4:10 Okay, if I run it,
4:11 chances are it's going to be slower because in addition to calling this a bunch of
4:15 times, we're also adding the overhead of calling another function.
4:18 Let's see though that we still get the same number.
4:22 We do. We get this and if we profile it over here and compare real
4:32 quick, it's important to compare as we go,
4:35 which one is this? This is the learn function.
4:38 So let's go look at the stats for learn 308 in the new one,
4:45 420 see. There was some overhead.
4:47 Can't make that better can we?
4:48 We shouldn't do this. Ah but we can check this out.
4:51 So it turns out that we have this IDD.
4:54 Pass along as we loop over this.
4:57 The I. D. D.
4:58 Is the same. So that's going to be repeated.
5:00 The seven is going to be repeated and some of the time these numbers will also
5:04 turn out to be the same if we had the same inputs raising a number to
5:10 the power is always going to give the same outputs.
5:12 So what we can do is use this really cool library called 'funk tools' but we
5:16 got to import funk tools. And on here there's a cache,
5:20 something called an 'lru_cache( )'
5:21 What is the lru cash do?
5:22 This is going to take a function and if you pass it
5:27 the same arguments more than once.
5:30 The first time it's going to compute the result.
5:32 But the second time in 3rd and 4th because I already saw those inputs,
5:36 this is always going to give the same answer.
5:38 Let's just return the pre computed saved value.
5:41 So we're going to trade a little bit of memory consumption for time.
5:45 Let's run this again. Make sure that we get the same number.
5:49 We do the same number. Hard to tell at this point.
5:52 We're getting down to the edges of whether it is faster,
5:54 but let's run it one more time.
6:00 All right. Let's let's see the final result here.
6:03 Go down here to learn and look at that.

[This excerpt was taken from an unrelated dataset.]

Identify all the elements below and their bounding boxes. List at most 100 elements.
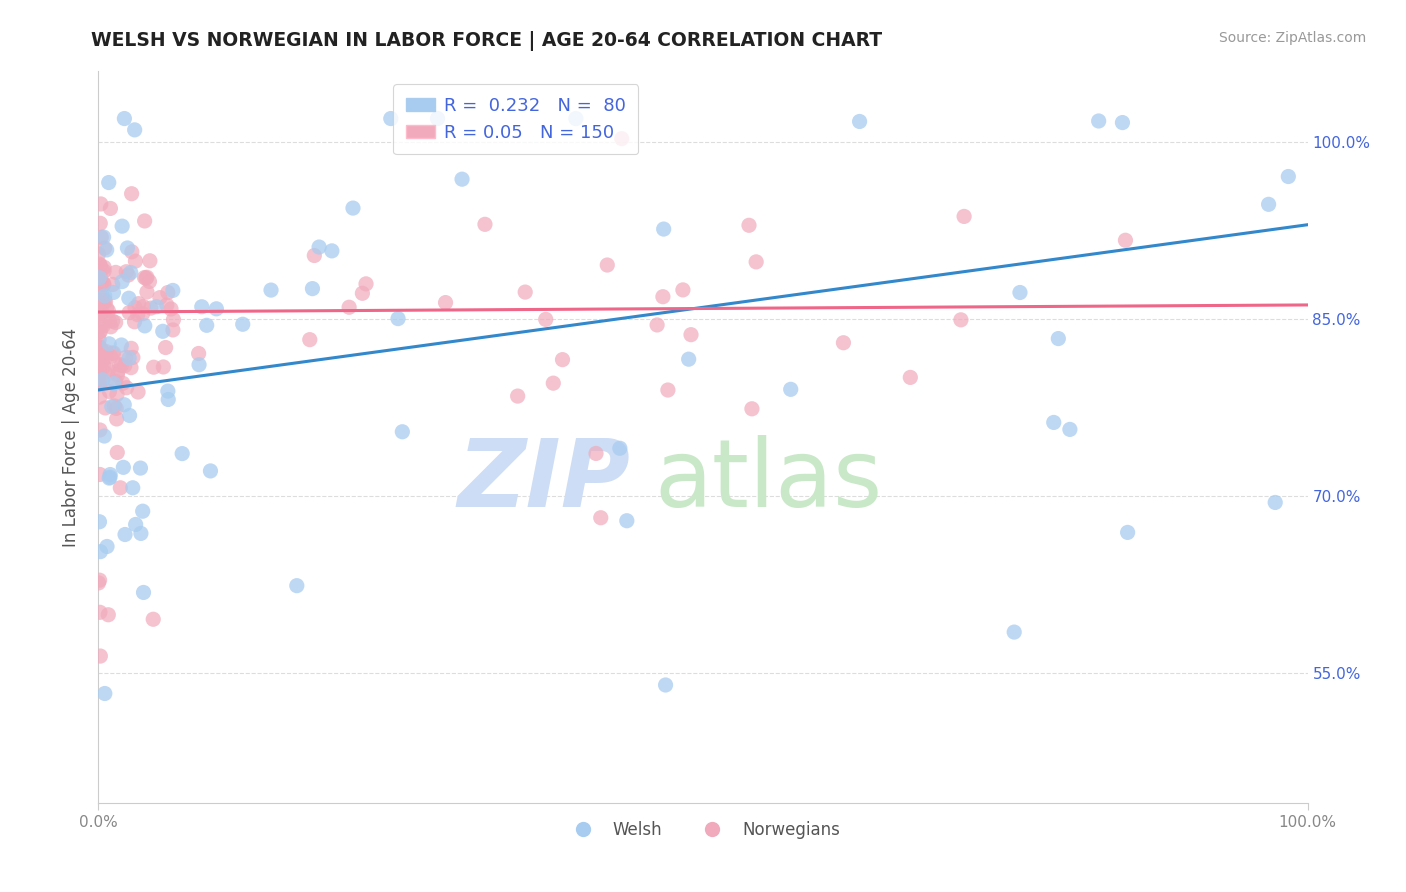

6:07 Now it's 7.1%. Whereas before learned was 19%.
6:12 So 420. Ydown to 217.
6:17 So more than twice as fast.
6:19 How cool is that? And all we had to do is realize what kind of
6:23 doing this thing over and over.
6:24 It is always going to give us the same answer so we can put a cache
6:27 on that. So if we happen to see the same values,
6:30 we don't have to re compute it over and over.
6:32 Fantastic. All right, let's go back here to our final result and look at
6:36 the call graph and see where we are with regard to this machine learning.

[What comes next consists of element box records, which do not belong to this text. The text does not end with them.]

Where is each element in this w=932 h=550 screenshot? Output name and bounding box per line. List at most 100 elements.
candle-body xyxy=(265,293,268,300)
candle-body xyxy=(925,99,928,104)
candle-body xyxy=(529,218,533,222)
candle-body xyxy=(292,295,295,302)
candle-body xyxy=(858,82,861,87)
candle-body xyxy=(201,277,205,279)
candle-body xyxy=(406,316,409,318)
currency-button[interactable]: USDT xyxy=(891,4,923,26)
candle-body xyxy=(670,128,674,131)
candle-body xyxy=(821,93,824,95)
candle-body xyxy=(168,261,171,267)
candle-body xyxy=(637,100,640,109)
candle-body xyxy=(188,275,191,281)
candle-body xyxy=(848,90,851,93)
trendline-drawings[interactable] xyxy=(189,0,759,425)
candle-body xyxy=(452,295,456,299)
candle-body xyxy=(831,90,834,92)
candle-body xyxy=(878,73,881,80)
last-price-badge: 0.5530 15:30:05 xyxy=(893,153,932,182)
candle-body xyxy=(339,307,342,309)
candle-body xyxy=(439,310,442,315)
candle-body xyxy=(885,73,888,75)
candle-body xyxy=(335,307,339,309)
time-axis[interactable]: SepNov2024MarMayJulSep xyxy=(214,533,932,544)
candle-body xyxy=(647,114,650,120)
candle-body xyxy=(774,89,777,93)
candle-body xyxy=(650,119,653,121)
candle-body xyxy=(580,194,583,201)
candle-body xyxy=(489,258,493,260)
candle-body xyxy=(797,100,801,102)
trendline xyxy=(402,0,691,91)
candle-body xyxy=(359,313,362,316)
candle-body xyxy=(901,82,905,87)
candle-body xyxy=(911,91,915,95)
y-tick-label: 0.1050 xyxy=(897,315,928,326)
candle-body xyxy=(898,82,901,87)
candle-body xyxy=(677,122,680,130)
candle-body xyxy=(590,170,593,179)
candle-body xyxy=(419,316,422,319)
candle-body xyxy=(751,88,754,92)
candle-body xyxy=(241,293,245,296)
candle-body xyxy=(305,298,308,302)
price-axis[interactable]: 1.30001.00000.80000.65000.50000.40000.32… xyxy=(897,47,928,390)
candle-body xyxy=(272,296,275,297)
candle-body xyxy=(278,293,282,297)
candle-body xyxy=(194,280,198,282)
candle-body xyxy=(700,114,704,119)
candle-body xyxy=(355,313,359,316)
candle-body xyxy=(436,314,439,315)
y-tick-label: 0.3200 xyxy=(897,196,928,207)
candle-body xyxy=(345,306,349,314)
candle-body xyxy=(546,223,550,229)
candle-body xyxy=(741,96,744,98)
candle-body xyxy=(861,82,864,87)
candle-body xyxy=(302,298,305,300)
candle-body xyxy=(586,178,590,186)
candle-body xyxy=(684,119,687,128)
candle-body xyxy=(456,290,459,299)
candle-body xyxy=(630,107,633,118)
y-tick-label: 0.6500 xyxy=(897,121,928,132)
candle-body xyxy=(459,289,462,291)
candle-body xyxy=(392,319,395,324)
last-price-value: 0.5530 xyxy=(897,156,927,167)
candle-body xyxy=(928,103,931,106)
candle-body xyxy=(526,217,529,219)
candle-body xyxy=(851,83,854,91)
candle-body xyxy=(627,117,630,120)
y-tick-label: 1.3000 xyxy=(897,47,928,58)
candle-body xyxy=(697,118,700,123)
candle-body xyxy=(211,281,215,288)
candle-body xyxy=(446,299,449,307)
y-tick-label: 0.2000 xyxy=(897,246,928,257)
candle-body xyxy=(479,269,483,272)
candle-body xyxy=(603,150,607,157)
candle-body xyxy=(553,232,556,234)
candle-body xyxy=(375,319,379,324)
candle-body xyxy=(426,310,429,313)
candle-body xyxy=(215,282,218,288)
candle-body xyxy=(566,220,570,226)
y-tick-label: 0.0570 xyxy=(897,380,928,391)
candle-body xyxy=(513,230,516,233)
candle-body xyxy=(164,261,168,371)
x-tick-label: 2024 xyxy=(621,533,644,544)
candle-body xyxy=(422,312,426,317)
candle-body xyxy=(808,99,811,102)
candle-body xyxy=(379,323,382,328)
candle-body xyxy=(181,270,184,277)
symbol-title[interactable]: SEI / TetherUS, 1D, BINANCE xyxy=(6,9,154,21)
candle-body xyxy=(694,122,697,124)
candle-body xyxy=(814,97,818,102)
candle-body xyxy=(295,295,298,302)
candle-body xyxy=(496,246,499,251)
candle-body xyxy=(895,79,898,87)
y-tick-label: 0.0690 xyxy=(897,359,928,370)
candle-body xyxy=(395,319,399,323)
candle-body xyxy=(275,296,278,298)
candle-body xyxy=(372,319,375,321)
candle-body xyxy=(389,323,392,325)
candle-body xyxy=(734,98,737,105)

6:40 But now we're in a good place with this computer analytics.
6:43 It was by far the slowest part of the entire program,
6:46 taking almost five seconds. And now we've gotten read data down nice and quick using
6:51 our simulated numpy and we've got our learn down a bunch times more than twice as
6:57 fast by using the 'lru cache'
6:59 And notice over here,
7:01 remember this was 600,000 times or something like that,
7:04 or calling it only half as many times,
7:06 and that's why it's twice as fast. Super cool right!!.